Montgomery Securities is headquartered in San Francisco. NationsBank Corp., which is about to buy it, is based in Charlotte, N.C.
None of the other pairs of banks and securities firms that have recently merged, or said they will, have headquarters so far apart.
But NationsBank and Montgomery say geography won't be an issue.
"Montgomery is not a California company by any means. They do business across the country," said Edward J. Brown, president of NationsBank Global Finance. "If you take a look at where our clients are, they are across the country."
"Both of our businesses are national," agreed Thomas W. Weisel, chairman and chief executive officer of Montgomery Securities.
BankAmerica Corp.'s integration of Robertson Stephens & Co. will take place in the BankAmerica building, where Robertson Stephens has its main offices. Though Bankers Trust New York Corp. plans to keep Alex. Brown & Sons headquartered in Baltimore, the joining of those two firms will take place on the same coast.
In NationsBank's case, observers say an overlap in industries could substitute for an overlap in geography. Both NationsBank and Montgomery specialize in the technology, health care, media/telecommunications, and financial services industries.

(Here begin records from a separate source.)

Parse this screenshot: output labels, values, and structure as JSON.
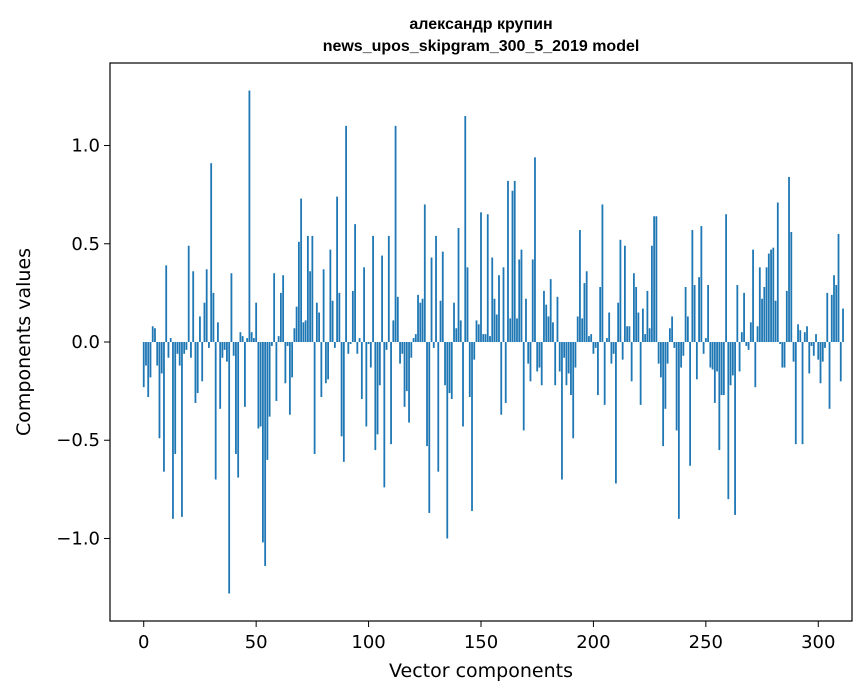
{
  "chart_data": {
    "type": "bar",
    "title_line1": "александр крупин",
    "title_line2": "news_upos_skipgram_300_5_2019 model",
    "xlabel": "Vector components",
    "ylabel": "Components values",
    "xlim": [
      -15,
      315
    ],
    "ylim": [
      -1.42,
      1.42
    ],
    "xticks": [
      0,
      50,
      100,
      150,
      200,
      250,
      300
    ],
    "xtick_labels": [
      "0",
      "50",
      "100",
      "150",
      "200",
      "250",
      "300"
    ],
    "yticks": [
      -1.0,
      -0.5,
      0.0,
      0.5,
      1.0
    ],
    "ytick_labels": [
      "−1.0",
      "−0.5",
      "0.0",
      "0.5",
      "1.0"
    ],
    "bar_color": "#1f77b4",
    "grid": false,
    "values": [
      -0.23,
      -0.12,
      -0.28,
      -0.18,
      0.08,
      0.07,
      -0.12,
      -0.49,
      -0.16,
      -0.66,
      0.39,
      -0.08,
      0.02,
      -0.9,
      -0.57,
      -0.06,
      -0.12,
      -0.89,
      -0.06,
      -0.04,
      0.49,
      -0.08,
      0.36,
      -0.31,
      -0.26,
      0.13,
      -0.2,
      0.2,
      0.37,
      -0.03,
      0.91,
      0.25,
      -0.7,
      0.1,
      -0.34,
      -0.08,
      -0.04,
      -0.1,
      -1.28,
      0.35,
      -0.07,
      -0.57,
      -0.69,
      0.05,
      0.03,
      -0.33,
      0.02,
      1.28,
      0.05,
      0.02,
      0.2,
      -0.44,
      -0.43,
      -1.02,
      -1.14,
      -0.6,
      -0.38,
      -0.02,
      0.35,
      -0.3,
      0.03,
      0.25,
      0.34,
      -0.21,
      -0.02,
      -0.37,
      -0.18,
      0.07,
      0.18,
      0.51,
      0.73,
      0.1,
      0.11,
      0.54,
      0.36,
      0.54,
      -0.57,
      0.2,
      0.15,
      -0.28,
      0.37,
      -0.21,
      -0.19,
      0.47,
      0.21,
      -0.03,
      0.74,
      0.25,
      -0.48,
      -0.61,
      1.1,
      -0.06,
      -0.01,
      0.26,
      0.6,
      -0.06,
      0.02,
      -0.29,
      0.38,
      -0.43,
      -0.01,
      -0.13,
      0.54,
      -0.55,
      -0.47,
      -0.22,
      0.44,
      -0.74,
      -0.04,
      0.54,
      -0.52,
      0.11,
      1.1,
      0.23,
      -0.11,
      -0.06,
      -0.33,
      -0.25,
      -0.41,
      -0.08,
      0.02,
      0.04,
      0.24,
      0.2,
      0.22,
      0.7,
      -0.53,
      -0.87,
      0.43,
      -0.03,
      0.54,
      -0.66,
      0.21,
      0.46,
      -0.22,
      -1.0,
      -0.26,
      -0.29,
      0.2,
      0.07,
      0.58,
      0.11,
      -0.43,
      1.15,
      0.38,
      -0.28,
      -0.86,
      -0.09,
      0.11,
      0.09,
      0.66,
      0.04,
      0.04,
      0.65,
      0.03,
      0.43,
      0.22,
      0.14,
      0.34,
      -0.37,
      0.38,
      -0.31,
      0.82,
      0.12,
      0.77,
      0.82,
      0.12,
      0.42,
      0.47,
      -0.45,
      0.22,
      -0.11,
      -0.2,
      0.42,
      0.94,
      -0.15,
      -0.13,
      -0.22,
      0.26,
      0.19,
      0.13,
      0.32,
      0.1,
      -0.22,
      0.23,
      -0.15,
      -0.7,
      -0.08,
      -0.22,
      -0.16,
      -0.27,
      -0.49,
      -0.13,
      0.13,
      0.57,
      0.12,
      0.3,
      0.36,
      0.03,
      0.04,
      -0.06,
      -0.03,
      -0.27,
      0.28,
      0.7,
      -0.32,
      0.02,
      0.15,
      -0.11,
      -0.06,
      -0.72,
      0.2,
      0.52,
      -0.09,
      0.49,
      0.08,
      0.08,
      -0.2,
      0.35,
      0.28,
      0.15,
      -0.32,
      0.17,
      0.04,
      0.26,
      0.07,
      0.49,
      0.64,
      0.64,
      -0.11,
      -0.18,
      -0.53,
      -0.34,
      -0.11,
      0.07,
      0.13,
      -0.03,
      -0.45,
      -0.9,
      -0.13,
      -0.07,
      0.28,
      0.13,
      -0.63,
      0.57,
      0.29,
      -0.19,
      0.33,
      0.59,
      -0.06,
      0.02,
      0.29,
      -0.13,
      -0.14,
      -0.31,
      -0.15,
      -0.55,
      -0.27,
      -0.27,
      0.65,
      -0.8,
      -0.22,
      -0.17,
      -0.88,
      0.29,
      -0.15,
      0.05,
      0.25,
      -0.02,
      -0.04,
      0.1,
      0.47,
      -0.23,
      0.08,
      0.38,
      0.22,
      0.28,
      0.38,
      0.45,
      0.47,
      0.48,
      0.21,
      0.71,
      -0.01,
      -0.13,
      -0.13,
      0.26,
      0.84,
      0.56,
      -0.1,
      -0.52,
      0.09,
      0.06,
      -0.52,
      0.05,
      0.08,
      -0.16,
      -0.02,
      -0.07,
      0.04,
      -0.09,
      -0.21,
      -0.1,
      -0.03,
      0.25,
      -0.34,
      0.24,
      0.34,
      0.29,
      0.55,
      -0.2,
      0.17
    ]
  }
}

Most banking analysts agree the distance should not be a problem, and they view NationsBank's management of Montgomery as similar to the way that other, nonbanking corporations manage their subsidiaries throughout the country.
"It's Montgomery's reputation that really will make these deals connect, to earn the mandate to do it," George M. Salem, a banking analyst with Gerard, Klauer Mattison & Co., said in assessing clients' perceptions. "Montgomery delivers a capability. Where they're located doesn't matter."
In fact, distance could prove to be an advantage.
NationsBank has stressed that it plans to keep Montgomery autonomous to keep the Montgomery reputation intact. The geographic separation will help to maintain the autonomy and avoid culture clash.
Banking industry sources have quoted Hugh McColl, chief executive officer at NationsBank, as saying it's a plus because "we'll leave them alone."
Another positive is that NationsBank wants to be more of a California- based banking operation, said Moshe A. Orenbuch, banking analyst at Sanford C. Bernstein. The merger will help the bank get a foot in the door. NationsBank has a loan office in Los Angeles and a small capital-markets presence in California.
Overall, analysts say that both Montgomery and NationsBank are looking to expand their businesses geographically. NationsBank may look to other securities firms to expand the San Francisco-based equities business.
"I wouldn't be surprised if Hugh McColl did another acquisition in the East and married it with Montgomery," Mr. Salem said. He mentioned Baltimore-based Legg Mason Wood Walker Inc. and St. Petersburg, Fla.-based Raymond James & Associates Inc. as candidates.